Decisão do STJ  é considerada positiva porém tardia para lideranças trans, que lembram que o país é um dos mais violentos do mundo para este grupo

 

 

Imagem mostra um braço levantando a bandeira trans na Parada Pela Diversidade em São Paulo

Foto: Imagem: Reprodução / Agência Brasil

25 de abril de 2022

No início do mês de abril, uma decisão tomada pelo Superior Tribunal de Justiça (STJ) foi vista como um avanço na defesa à população transexual. Por unanimidade, a Sexta Turma estabeleceu que a Lei Maria da Penha se aplica aos casos de violência doméstica ou familiar contra mulheres transexuais. Ainda que positiva, a inserção considerada tardia por ativistas revela cenário de escassez de medidas de prevenção e diminuição da violência contra a comunidade. 
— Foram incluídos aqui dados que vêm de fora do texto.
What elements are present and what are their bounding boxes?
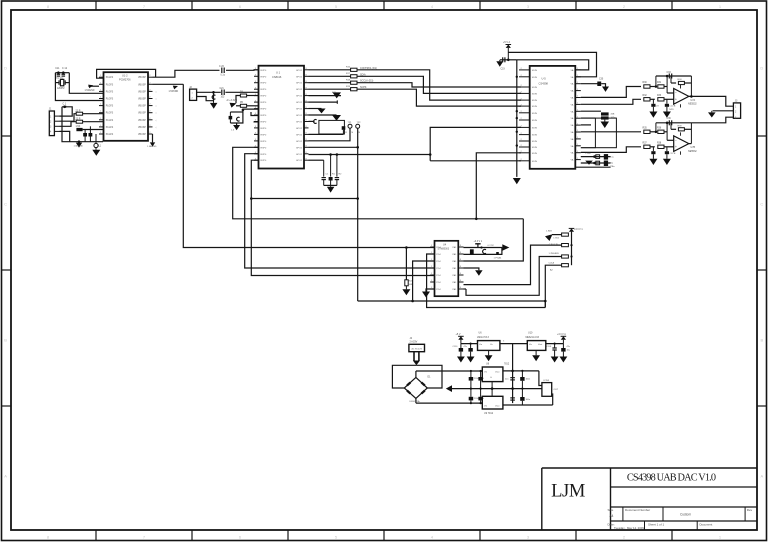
ground arrow xyxy=(551,357,559,363)
U2 right pins xyxy=(148,76,153,78)
opamp input wires xyxy=(667,92,674,94)
capacitor outline xyxy=(596,155,600,159)
svg-text:CS8416: CS8416 xyxy=(272,75,282,79)
svg-text:RXP0: RXP0 xyxy=(261,141,267,143)
U10 gnd xyxy=(535,350,537,355)
cap column with blob xyxy=(309,133,344,135)
svg-text:VBUSP: VBUSP xyxy=(138,84,146,86)
svg-text:Sheet 1 of 1: Sheet 1 of 1 xyxy=(648,522,665,526)
bridge + output up xyxy=(415,371,417,377)
svg-text:RXP0: RXP0 xyxy=(261,122,267,124)
svg-text:GPO2: GPO2 xyxy=(296,160,303,162)
wire U2 out to series cap C20 to U1 pin1 xyxy=(153,70,220,77)
svg-text:SDIN: SDIN xyxy=(532,100,538,102)
svg-text:B: B xyxy=(760,338,763,343)
lower filter caps c13 xyxy=(510,377,515,379)
U2 PCM2706 USB controller xyxy=(104,72,149,141)
wire U1 pin8 stub xyxy=(254,121,259,123)
svg-text:C10 B: C10 B xyxy=(669,106,676,108)
net arrow flag +3.3VD xyxy=(230,103,237,108)
gnd under mute xyxy=(604,120,606,122)
svg-text:GPO2: GPO2 xyxy=(296,109,303,111)
shunt cap C32 with gnd xyxy=(666,99,668,104)
wire U4 pin3R to long loop up to CS4398 xyxy=(464,219,524,261)
wire U4 pin4R small gnd xyxy=(464,268,479,270)
wire U1 pin7 xyxy=(251,112,259,116)
svg-text:CS4398 UAB DAC V1.0: CS4398 UAB DAC V1.0 xyxy=(627,472,716,483)
power flag ladder xyxy=(569,228,574,231)
resistor R39 xyxy=(678,128,684,131)
capacitor outline xyxy=(596,161,600,165)
svg-text:A: A xyxy=(760,474,763,479)
svg-text:Rev: Rev xyxy=(747,508,753,512)
wire loop rectangle xyxy=(319,120,345,134)
wire U1 SDOUT long line to CS4398 xyxy=(309,154,431,156)
J2 2-pin header xyxy=(190,89,197,100)
svg-text:RXP0: RXP0 xyxy=(261,115,267,117)
resistor R33 xyxy=(658,98,664,101)
svg-text:C30: C30 xyxy=(599,79,604,81)
wire R1 to U2 xyxy=(83,113,104,115)
ground arrow under U6reg xyxy=(485,355,493,361)
- rail xyxy=(416,402,482,404)
ground arrow under C24 xyxy=(233,125,240,130)
opamp output node xyxy=(690,76,692,96)
wire U5 AOUTR- xyxy=(581,147,641,153)
svg-text:C 12: C 12 xyxy=(62,67,68,70)
svg-text:VBUSP: VBUSP xyxy=(138,134,146,136)
svg-text:GPO2: GPO2 xyxy=(296,128,303,130)
+5V power flag top xyxy=(506,45,511,48)
border zone ticks top xyxy=(95,1,97,10)
+5V input flag xyxy=(458,336,463,339)
wire U5 AOUTL+ to opamp RC xyxy=(581,87,641,98)
svg-text:B: B xyxy=(4,338,7,343)
svg-text:VBUSP: VBUSP xyxy=(138,91,146,93)
bottom long line to ladder xyxy=(358,300,546,302)
U5 right pins xyxy=(575,69,581,71)
wire R3 to U2 xyxy=(83,129,104,131)
svg-text:45B: 45B xyxy=(611,114,615,116)
wire U1 pin right with gnd arrow A1 xyxy=(309,95,342,97)
capacitor C36 xyxy=(668,120,670,125)
svg-text:GPO2: GPO2 xyxy=(296,134,303,136)
wire R2 to U2 xyxy=(83,121,104,123)
ground arrow under R20 xyxy=(402,289,410,295)
svg-text:R30: R30 xyxy=(643,82,648,84)
U4 controller xyxy=(435,241,459,296)
lower filter caps c14 dark xyxy=(521,371,523,377)
svg-text:12MHZ: 12MHZ xyxy=(57,88,65,90)
wire U4 pin2 loop xyxy=(427,254,546,308)
svg-text:22 R: 22 R xyxy=(76,118,81,120)
+ rail xyxy=(416,370,482,372)
wire -12 to J5 xyxy=(552,393,554,405)
USB connector J1 xyxy=(49,111,54,136)
resistor R5 xyxy=(247,105,259,107)
wire U4 pin3 to bottom line xyxy=(413,261,435,301)
svg-text:VBUSP: VBUSP xyxy=(138,113,146,115)
wire U1 data line 3 with series resistor xyxy=(309,82,351,84)
shunt cap C35 gnd xyxy=(666,147,668,151)
svg-text:1.5K: 1.5K xyxy=(76,126,81,128)
svg-text:GPO2: GPO2 xyxy=(296,154,303,156)
power T flag +3.3V xyxy=(477,244,479,248)
wire U6B output route xyxy=(691,117,733,123)
wire crystal right leg to XTI xyxy=(69,73,103,94)
svg-text:−: − xyxy=(675,139,677,143)
cap C25 xyxy=(323,160,325,176)
svg-text:R31: R31 xyxy=(657,82,662,84)
resistor R37 xyxy=(644,145,650,148)
resistor R31 xyxy=(658,85,664,88)
svg-text:1.5DGND: 1.5DGND xyxy=(74,145,84,147)
svg-text:C33: C33 xyxy=(667,72,672,74)
svg-text:C: C xyxy=(4,202,7,207)
U6B output to J3 xyxy=(690,123,692,144)
test point TP1 xyxy=(309,128,351,141)
wire U6reg out to U10 xyxy=(500,343,527,345)
wire U5 row12 to mute rect corner xyxy=(581,147,596,149)
wire U1 pin15L to under-loop and U4 pin5 xyxy=(251,160,434,275)
svg-text:G: G xyxy=(490,377,492,379)
svg-text:PCM2706: PCM2706 xyxy=(119,78,131,82)
title block row dividers xyxy=(622,507,624,521)
svg-text:GPO2: GPO2 xyxy=(296,96,303,98)
crystal X1 12MHz with load caps C1 C2 xyxy=(55,72,69,74)
svg-text:SDIN: SDIN xyxy=(532,127,538,129)
capacitor blob xyxy=(342,126,346,130)
wire U5 AOUTL- to opamp RC xyxy=(581,99,641,104)
U5 left ground bus xyxy=(516,60,518,177)
svg-text:RXP0: RXP0 xyxy=(261,89,267,91)
svg-text:SDIN: SDIN xyxy=(532,113,538,115)
wire J2 pin2 loop xyxy=(197,92,214,100)
svg-text:+3.3 V 1: +3.3 V 1 xyxy=(474,241,483,243)
svg-text:GPO2: GPO2 xyxy=(296,122,303,124)
net flag mark xyxy=(496,252,499,255)
svg-text:+3.3 V A: +3.3 V A xyxy=(557,333,566,336)
svg-text:SDIN: SDIN xyxy=(532,120,538,122)
net flag +3.3VD near U3 xyxy=(173,86,178,90)
U7 7812 regulator xyxy=(482,367,503,382)
border zone ticks bottom xyxy=(95,530,97,541)
svg-text:RXP0: RXP0 xyxy=(261,83,267,85)
svg-text:PLGFS: PLGFS xyxy=(106,77,114,79)
bridge - output down xyxy=(415,399,417,404)
filter cap bank column2 xyxy=(478,377,483,381)
test point TP2 on long column xyxy=(356,124,360,128)
U1 right pins xyxy=(304,69,309,71)
wire AC loop right xyxy=(416,365,442,388)
decoupling cap C2 xyxy=(83,133,87,137)
svg-text:NE5532: NE5532 xyxy=(688,103,697,106)
svg-text:R35: R35 xyxy=(643,127,648,129)
wire U10 out to +3.3VA flag xyxy=(546,343,564,345)
shunt cap C34 gnd xyxy=(652,147,654,151)
ground arrow C35 xyxy=(663,159,671,165)
svg-text:PLGFS: PLGFS xyxy=(106,106,114,108)
wire AC loop left xyxy=(392,365,416,388)
resistor R1 22R on D- xyxy=(60,114,77,122)
svg-text:R38: R38 xyxy=(657,142,662,144)
mute loop rectangle xyxy=(595,118,616,148)
svg-text:C14B: C14B xyxy=(585,153,591,155)
AC prongs xyxy=(413,352,415,361)
long vertical TP2 column to bottom line xyxy=(357,128,359,301)
svg-text:C19: C19 xyxy=(501,69,506,71)
op-amp U6A xyxy=(674,89,689,105)
svg-text:SDIN: SDIN xyxy=(532,87,538,89)
lower caps cluster under U5 right: row A xyxy=(581,156,611,158)
capacitor blob xyxy=(604,154,608,160)
svg-text:CONTROL (D1): CONTROL (D1) xyxy=(360,67,377,70)
svg-text:A: A xyxy=(4,474,7,479)
svg-text:Vout: Vout xyxy=(538,343,543,346)
wire U4 pin1R power xyxy=(464,247,503,249)
svg-text:PLGFS: PLGFS xyxy=(106,84,114,86)
svg-text:22 R: 22 R xyxy=(76,111,81,113)
svg-text:SCPK: SCPK xyxy=(360,86,367,89)
U8 7912 regulator xyxy=(482,396,503,409)
U1 CS8416 SPDIF receiver xyxy=(259,66,305,169)
svg-text:PLGFS: PLGFS xyxy=(106,134,114,136)
svg-text:SDIN: SDIN xyxy=(532,161,538,163)
svg-text:U 1: U 1 xyxy=(276,71,281,75)
wire crystal left leg to XTO xyxy=(55,73,103,101)
svg-text:PLGFS: PLGFS xyxy=(106,99,114,101)
ground arrow U4 GND xyxy=(422,292,430,298)
svg-text:GPO2: GPO2 xyxy=(296,102,303,104)
riser to CS4398 MCLK row xyxy=(430,127,521,160)
polarized cap C24 xyxy=(237,117,240,121)
svg-text:U9 7912: U9 7912 xyxy=(484,412,494,415)
svg-text:RXP0: RXP0 xyxy=(261,160,267,162)
capacitor C30 blob xyxy=(597,82,601,87)
wire long 218 line riser to CS4398 row xyxy=(476,153,521,219)
caps right of U10 xyxy=(554,344,556,348)
second channel: U5 AOUTR+ xyxy=(581,131,641,133)
AC input connector J4 xyxy=(409,344,425,351)
svg-text:U7B: U7B xyxy=(691,146,696,149)
resistor R20 xyxy=(405,280,408,286)
capacitor blob xyxy=(604,161,608,167)
svg-text:+: + xyxy=(675,145,677,149)
opamp U6B feedback resistor xyxy=(666,123,668,141)
ladder row1 left to gnd flag xyxy=(552,234,562,236)
title block LJM logo box xyxy=(610,468,612,530)
wire R4 left leg xyxy=(236,96,240,104)
svg-text:RXP0: RXP0 xyxy=(261,76,267,78)
svg-text:VBUSP: VBUSP xyxy=(138,99,146,101)
svg-text:SCCLK (D3): SCCLK (D3) xyxy=(360,80,373,83)
wire U5 right pin3 to cap and gnd xyxy=(581,83,598,85)
resistor R24 xyxy=(562,264,569,267)
U5 CS4398 DAC xyxy=(530,66,576,169)
cap C27 xyxy=(336,155,338,177)
svg-text:Custom: Custom xyxy=(680,513,691,517)
dark cap C23 xyxy=(229,116,233,120)
U1 left pins xyxy=(254,69,259,71)
ground arrow near C19 xyxy=(496,61,503,66)
opamp U6B feedback cap xyxy=(656,122,692,124)
svg-text:PLGFS: PLGFS xyxy=(106,91,114,93)
wire U1 pin to cap xyxy=(243,109,259,112)
ground arrow U4 pin4R xyxy=(475,270,483,276)
wire U2 pin to long vertical V1 xyxy=(153,83,184,85)
arrow into bridge xyxy=(413,361,420,366)
svg-text:1.5DGND: 1.5DGND xyxy=(85,90,95,92)
svg-text:+3.3 V 1: +3.3 V 1 xyxy=(574,229,583,231)
svg-text:LT/02: LT/02 xyxy=(554,238,560,240)
svg-text:A/ +3.3VD: A/ +3.3VD xyxy=(227,99,238,102)
capacitor C19 xyxy=(502,57,504,62)
lower caps cluster row B xyxy=(581,162,611,164)
ground arrow under bus xyxy=(513,178,521,184)
resistor R21 xyxy=(562,233,569,236)
svg-text:+: + xyxy=(675,98,677,102)
svg-text:Vout: Vout xyxy=(495,371,500,374)
wire U1 data line 1 with series resistor xyxy=(309,69,351,71)
ground arrow xyxy=(560,357,568,363)
ferrite bead L1 xyxy=(94,143,98,147)
wire row 160.8 to CS4398 xyxy=(430,160,521,162)
wire U4 pin7R to ladder xyxy=(466,257,562,296)
svg-text:C 20: C 20 xyxy=(219,66,225,68)
capacitor C33 xyxy=(668,74,670,79)
ground arrow C31 xyxy=(649,112,657,118)
ground arrow AGND xyxy=(92,150,100,156)
ground arrow C34 xyxy=(649,159,657,165)
svg-text:+5 V: +5 V xyxy=(456,333,461,336)
svg-text:Vout: Vout xyxy=(495,405,500,408)
capacitor C20 xyxy=(221,68,223,74)
opamp U6A feedback resistor R34 xyxy=(666,76,668,93)
svg-text:R32: R32 xyxy=(643,95,648,97)
U4 right pins xyxy=(458,246,463,248)
ground flag under USB xyxy=(78,140,81,143)
svg-text:C11: C11 xyxy=(55,67,60,70)
polarized cap near U1 xyxy=(314,120,317,124)
resistor R3 1.5K pullup xyxy=(76,128,82,131)
opamp power stubs xyxy=(680,85,682,89)
wire bottom line to ladder row4 xyxy=(545,265,561,307)
wire U1 pin13L to long line y=218.8 xyxy=(233,147,524,219)
wire U1 data line 2 with series resistor xyxy=(309,75,351,77)
svg-text:SDIN: SDIN xyxy=(532,147,538,149)
ground arrow xyxy=(467,357,475,363)
U6reg gnd xyxy=(488,350,490,355)
wire U1 data line 4 with series resistor xyxy=(309,88,351,90)
svg-text:RXP0: RXP0 xyxy=(261,134,267,136)
svg-text:LJM: LJM xyxy=(551,481,585,501)
cluster bottom bus xyxy=(576,166,611,168)
output connector J3 xyxy=(733,103,740,118)
svg-text:SDIN: SDIN xyxy=(532,77,538,79)
svg-text:C2LA: C2LA xyxy=(549,262,555,265)
svg-text:VBUSP: VBUSP xyxy=(138,120,146,122)
svg-text:R37: R37 xyxy=(643,142,648,144)
wire with gnd arrow A3 xyxy=(309,108,322,110)
svg-text:0.1T/C: 0.1T/C xyxy=(488,245,495,247)
svg-text:1.7B04RN: 1.7B04RN xyxy=(549,253,560,255)
U6reg LM1117-3.3 xyxy=(478,341,500,351)
U7 gnd leg xyxy=(491,382,493,389)
svg-text:SDIN: SDIN xyxy=(532,153,538,155)
svg-text:SDIN: SDIN xyxy=(532,106,538,108)
svg-text:0.1u: 0.1u xyxy=(221,75,226,77)
svg-text:C101: C101 xyxy=(547,346,553,348)
svg-text:GPO2: GPO2 xyxy=(296,147,303,149)
svg-text:GPO2: GPO2 xyxy=(296,89,303,91)
resistor R35 xyxy=(644,130,650,133)
svg-text:−: − xyxy=(675,91,677,95)
ground arrow mute xyxy=(601,122,610,129)
svg-text:D: D xyxy=(4,66,7,71)
decoupling cap C3 xyxy=(89,133,93,137)
wire U1 pin14L to U4 pin4 xyxy=(245,154,435,268)
svg-text:PLGFS: PLGFS xyxy=(106,113,114,115)
svg-text:U1-2: U1-2 xyxy=(122,74,128,78)
filter cap bank column1 xyxy=(469,377,474,381)
svg-text:PLGFS: PLGFS xyxy=(106,127,114,129)
svg-text:NE5532: NE5532 xyxy=(688,150,697,153)
wire U4 pin2R loop xyxy=(464,248,502,255)
wire with gnd arrow A2 xyxy=(309,114,337,116)
ground arrow under caps xyxy=(327,187,335,193)
svg-text:+5 V A: +5 V A xyxy=(503,41,511,44)
resistor R2 22R on D+ xyxy=(60,122,77,127)
wire U6A output to J3 xyxy=(689,96,734,106)
svg-text:VBUSP: VBUSP xyxy=(138,127,146,129)
capacitor C11 plates xyxy=(57,73,61,75)
svg-text:SDIN: SDIN xyxy=(532,135,538,137)
svg-text:U10: U10 xyxy=(528,332,533,335)
svg-text:RXP0: RXP0 xyxy=(261,102,267,104)
svg-text:C21: C21 xyxy=(220,88,225,90)
svg-text:Document Number: Document Number xyxy=(625,508,650,512)
U10 ME6211 xyxy=(527,341,546,351)
svg-text:VBUSP: VBUSP xyxy=(138,77,146,79)
U8 gnd leg xyxy=(491,389,493,397)
svg-text:CON3: CON3 xyxy=(543,380,550,382)
U2 right bottom AGND flag xyxy=(152,134,154,142)
svg-text:1.PGA4: 1.PGA4 xyxy=(494,256,502,259)
svg-text:ME6211-C33: ME6211-C33 xyxy=(526,337,540,339)
ground arrow right of U5 xyxy=(602,87,609,92)
resistor R4 xyxy=(247,95,259,97)
gnd bus under caps xyxy=(324,184,337,186)
ground arrow at J3 xyxy=(713,110,734,112)
svg-text:4.7K/4.7K: 4.7K/4.7K xyxy=(549,244,559,246)
resistor R20 pulldown and gnd xyxy=(405,248,407,280)
op-amp U6B xyxy=(674,136,689,152)
resistor R23 xyxy=(562,255,569,258)
title block rows xyxy=(611,486,758,488)
ground arrow xyxy=(457,357,465,363)
U4 left pins xyxy=(430,246,434,248)
svg-text:GPO2: GPO2 xyxy=(296,115,303,117)
svg-text:C110: C110 xyxy=(453,346,459,348)
under-loop wire xyxy=(251,198,357,200)
polarized cap C22 on J2 node xyxy=(212,95,215,99)
-12 rail from U8 xyxy=(503,404,553,406)
long wire V1 down to U4 pin1 xyxy=(183,84,434,247)
svg-text:U7A: U7A xyxy=(691,99,696,102)
svg-text:2 AC9V: 2 AC9V xyxy=(410,340,418,343)
ground arrow cluster xyxy=(585,161,593,165)
capacitor blob xyxy=(470,249,474,254)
A questão da inserção foi dada como inédita por ter sido a primeira vez que um caso foi avaliado pelo Tribunal. A decisão do colegiado aprovou um recurso realizado pelo Ministério Público de São Paulo, que pedia a determinação da aplicação das medidas protetivas requeridas por uma transexual após ela sofrer agressões do seu pai – o que não foi atendido pela justiça paulistana.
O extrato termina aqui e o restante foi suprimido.